Headteachers warn over difficulty of papers as they prepare to receive their schools’ results today
Ninety-eight per cent of headteachers say that this summer’s English spelling, punctuation and grammar test for 11-year-olds was more difficult than they expected, a survey by the NAHT heads’ union has found.
A poll of more than 2,600 NAHT members found wide-ranging concerns about the level of difficulty of this year’s Sats papers, the results of which will be published today.
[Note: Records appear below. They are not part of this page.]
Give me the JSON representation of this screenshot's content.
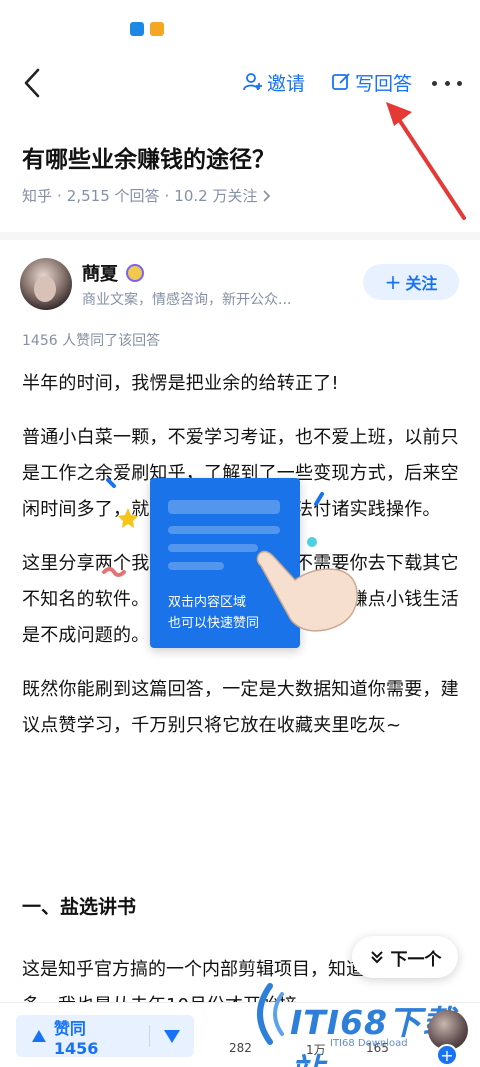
{
  "nav": {
    "invite_label": "邀请",
    "write_answer_label": "写回答"
  },
  "question": {
    "title": "有哪些业余赚钱的途径？",
    "source": "知乎",
    "answer_count": "2,515 个回答",
    "follower_count": "10.2 万关注"
  },
  "author": {
    "name": "蔄夏",
    "bio": "商业文案，情感咨询，新开公众...",
    "follow_label": "关注"
  },
  "answer": {
    "likers_text": "1456 人赞同了该回答",
    "paragraphs": [
      "半年的时间，我愣是把业余的给转正了!",
      "普通小白菜一颗，不爱学习考证，也不爱上班，以前只是工作之余爱刷知乎，了解到了一些变现方式，后来空闲时间多了，就把了解到的这些方法付诸实践操作。",
      "这里分享两个我觉得不错的副业，不需要你去下载其它不知名的软件。就在知乎，稍稍努力一点赚点小钱生活是不成问题的。",
      "既然你能刷到这篇回答，一定是大数据知道你需要，建议点赞学习，千万别只将它放在收藏夹里吃灰~"
    ],
    "section_title": "一、盐选讲书",
    "last_paragraph": "这是知乎官方搞的一个内部剪辑项目，知道的人并不多，我也是从去年10月份才开始接"
  },
  "tip": {
    "line1": "双击内容区域",
    "line2": "也可以快速赞同"
  },
  "next_label": "下一个",
  "bottom": {
    "vote_label": "赞同 1456",
    "comments": "282",
    "favorites": "1万",
    "likes": "165"
  },
  "watermark": {
    "main": "ITI68下载站",
    "sub": "ITI68 Download"
  },
  "colors": {
    "accent": "#1772f6",
    "arrow": "#e53935",
    "tip_card": "#1a73e8"
  }
}
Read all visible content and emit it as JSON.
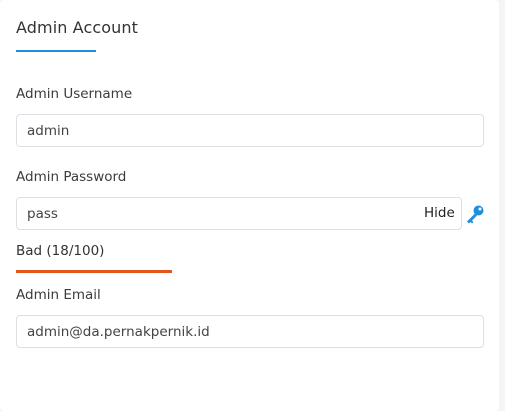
{
  "section": {
    "title": "Admin Account"
  },
  "username": {
    "label": "Admin Username",
    "value": "admin"
  },
  "password": {
    "label": "Admin Password",
    "value": "pass",
    "toggle_label": "Hide",
    "strength_text": "Bad (18/100)",
    "strength_score": 18,
    "strength_color": "#e4551c"
  },
  "email": {
    "label": "Admin Email",
    "value": "admin@da.pernakpernik.id"
  },
  "colors": {
    "accent": "#1e8fdc",
    "key_icon": "#1e8fdc"
  },
  "icons": {
    "generate_password": "key-icon"
  }
}
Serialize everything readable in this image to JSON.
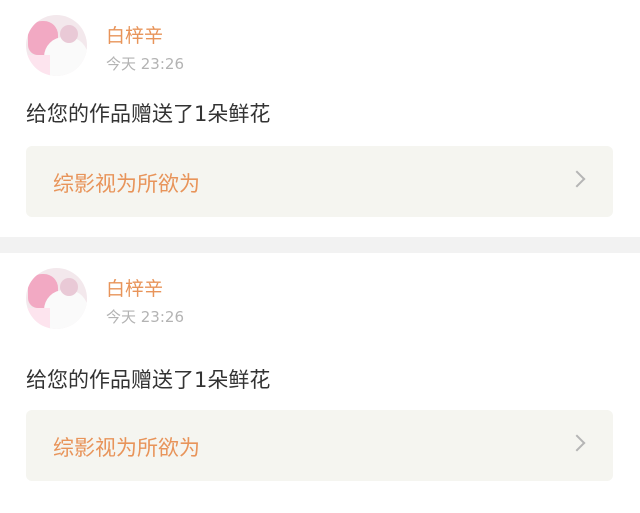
{
  "notifications": [
    {
      "username": "白梓辛",
      "time": "今天 23:26",
      "message": "给您的作品赠送了1朵鲜花",
      "work_title": "综影视为所欲为"
    },
    {
      "username": "白梓辛",
      "time": "今天 23:26",
      "message": "给您的作品赠送了1朵鲜花",
      "work_title": "综影视为所欲为"
    }
  ],
  "icons": {
    "avatar": "user-avatar-photo",
    "chevron": "chevron-right-icon"
  },
  "colors": {
    "username": "#e8945a",
    "work_title": "#e8945a",
    "time": "#b3b3b3",
    "message": "#333333",
    "link_background": "#f5f5f0",
    "separator": "#f2f2f2"
  }
}
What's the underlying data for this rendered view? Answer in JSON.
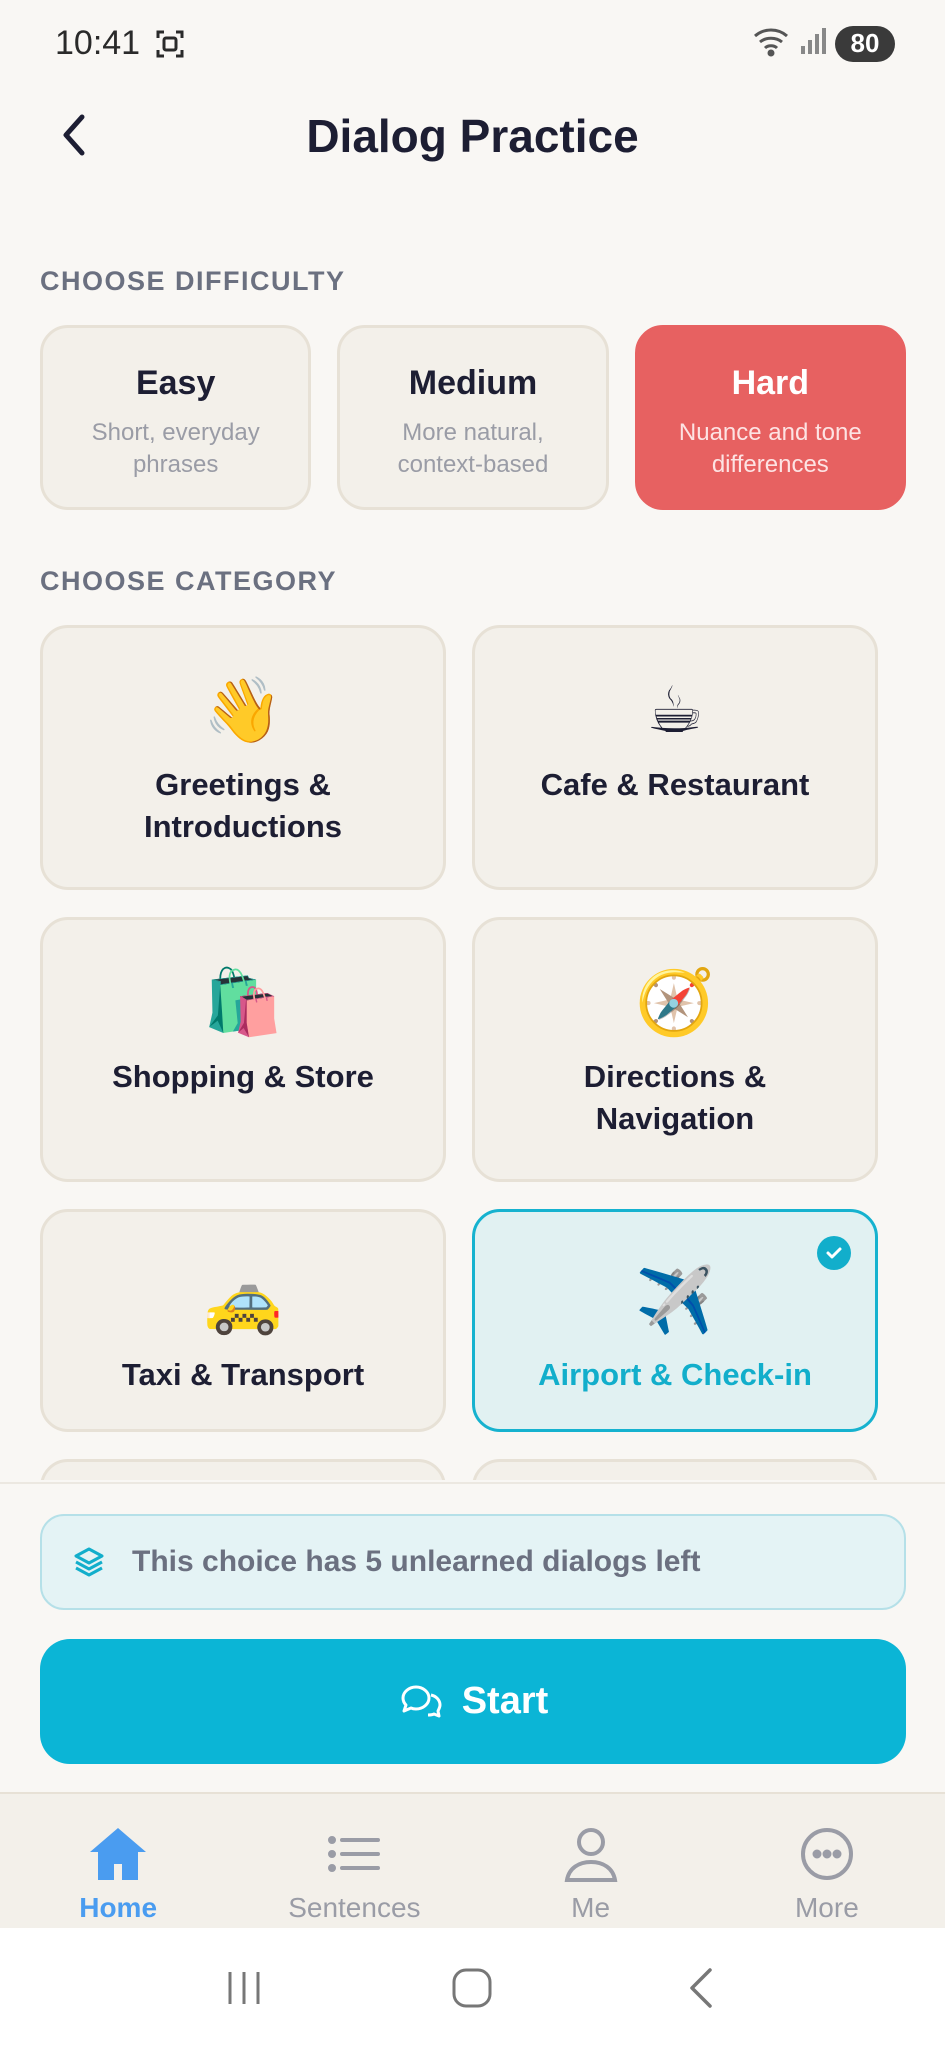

It is the first year in which reformed papers, designed to be tougher than the previous tests, have been used.
A third of respondents said the maths paper 2 for Year 6 pupils was “much more difficult than expected” and 24 per cent said the same about the maths paper 3 for key stage 2.
Some 88 per cent of respondents said they had “experienced issues relating to the difficulty of tests” and 81 per cent said pupils had not had enough time to complete some of the key stage 2 tests.
Almost all (98 per cent) said that this year’s key stage 2 Sats were not appropriate for children with special educational needs.
Children taking Sats in Year 6 this summer were the first to be tested on a new national curriculum that would normally be taught over a four-year period – but they had only had two years to study it.
Russell Hobby, general secretary of the NAHT, said today that this put current Year 6 pupils “at an automatic disadvantage”. Sixty-one per cent of respondents said that the lack of preparation time had a negative or strongly negative effect on their pupils’ ability to access the tests.
The NAHT survey also found major concerns about key stage 1 Sats. Eighty-two per cent said these tests were not appropriate for pupils with SEND.
Education secretary Nicky Morgan told the BBC yesterday that today’s Sats results should not be compared with previous years’ results.
“They simply cannot be compared directly,” she said.
Ms Morgan told the BBC that she expected “critics” of the new primary curriculum to “try and suggest that any lower results are evidence of a failure of the system”.
But she said: “Nothing could be further from the truth,” adding that this year’s tests were “based on a new, more rigorous national curriculum, based on the best evidence from across the world.”
The NAHT has called on ministers to avoid publishing this year’s Sats results, arguing that the move to a new system meant the data would be of little use.
But Mr Hobby said today: “The government does love a league table, regardless of how accurate it may be.”
James Bowen, director of NAHT Edge, the middle leaders’ union, said that Sats had “become a box-ticking exercise for children in order to satisfy bureaucrats and politicians.”
He said: “Increasingly, parents and teachers agree that high-stakes statutory tests like Sats can actually make it harder to find out what children are really learning and to improve their education.”